Born in Stockholm, Claes Oldenburg moved to Chicago with his family in 1936, where he studied at the Art Institute of Chicago from 1950 to 1954. He relocated to New York in 1956, where he became a key figure in performance art and Happenings. Between 1960 and 1962, Green Gallery, New York, hosted numerous shows of Oldenburg’s work, including two solo exhibitions, four group exhibitions, and multiple Happenings/performances.

In a September 1962 review of a Wayne Thiebaud show, Donald Judd wrote that Oldenburg: “has done something artistically new, as Max Kozloff in Art International says he and the others have not, makes his cakes and pies and other foods and articles actual objects, which is different epistemologically from illustration.”1 Oldenburg and Judd met around 1965, when Oldenburg was living in the same apartment building as their mutual friend the artist Yayoi Kusama.

Red Sausages was one of the objects “for sale” in Oldenburg’s The Store, which opened in fall 1961 on Second Street in Manhattan’s Lower East Side. As Oldenburg said in the early 1960s, “I’d like to get away from the notion of a work of art as something outside of experience, something that is located in museums, something that is terribly precious.”2

Out of The Store, Oldenburg sold commonplace objects such as ice cream, cigarettes, hats, and shoes rendered out of chicken wire covered by muslin soaked in plaster, which was then painted.

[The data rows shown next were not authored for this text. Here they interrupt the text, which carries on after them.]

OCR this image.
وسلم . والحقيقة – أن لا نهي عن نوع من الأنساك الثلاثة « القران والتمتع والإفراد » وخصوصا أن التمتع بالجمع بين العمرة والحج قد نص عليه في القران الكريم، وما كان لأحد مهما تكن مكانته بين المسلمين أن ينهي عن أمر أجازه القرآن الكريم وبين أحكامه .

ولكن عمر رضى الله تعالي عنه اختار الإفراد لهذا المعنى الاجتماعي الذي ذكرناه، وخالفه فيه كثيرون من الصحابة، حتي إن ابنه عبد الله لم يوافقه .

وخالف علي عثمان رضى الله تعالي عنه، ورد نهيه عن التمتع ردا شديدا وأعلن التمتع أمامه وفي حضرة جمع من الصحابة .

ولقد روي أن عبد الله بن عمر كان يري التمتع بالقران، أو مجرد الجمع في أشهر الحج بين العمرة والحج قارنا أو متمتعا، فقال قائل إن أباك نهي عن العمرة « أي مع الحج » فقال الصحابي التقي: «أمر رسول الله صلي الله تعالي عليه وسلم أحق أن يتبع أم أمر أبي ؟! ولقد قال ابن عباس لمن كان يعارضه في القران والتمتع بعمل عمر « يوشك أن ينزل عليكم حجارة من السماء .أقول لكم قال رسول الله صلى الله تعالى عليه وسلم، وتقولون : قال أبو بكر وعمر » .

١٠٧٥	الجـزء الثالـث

Oldenburg applied enamel paint straight from the can in individual layers. Items ran from twenty-five dollars to over eight hundred. As Oldenburg described: “In the front half, it is my intention to create the environment of a store, by painting and placing (hanging, projecting, lying) objects after the spirit and in the form of popular objects of merchandise, such as may be seen in stores and store windows of the city. . . .This store will be constantly supplied with new objects which I will create out of plaster and other materials in the rear half of the place.”3

In addition to Red Sausages, Judd installed two other works by Oldenburg, Mickey Mouse, 1963 and Soft Ceiling Lights at La Coupole, 1964-1972, at 101 Spring Spring Street

1 Donald Judd, “In the Galleries” (September 1962), in Donald Judd: Complete Writings 1959–1975 (1975; repr., New York: Judd Foundation, 2015), 60.
2 Robert Pincus-Witten, “The Transformation of Daddy Warbucks: An Interview with Claes Oldenburg,” Chicago Scene, April 1963, 34.
3 Claes Oldenburg, “The Store Described & Budget for the Store” (1961), in Claes Oldenburg: An Anthology, exh. cat. (New York: Guggenheim Museum Publications, 1995), 104.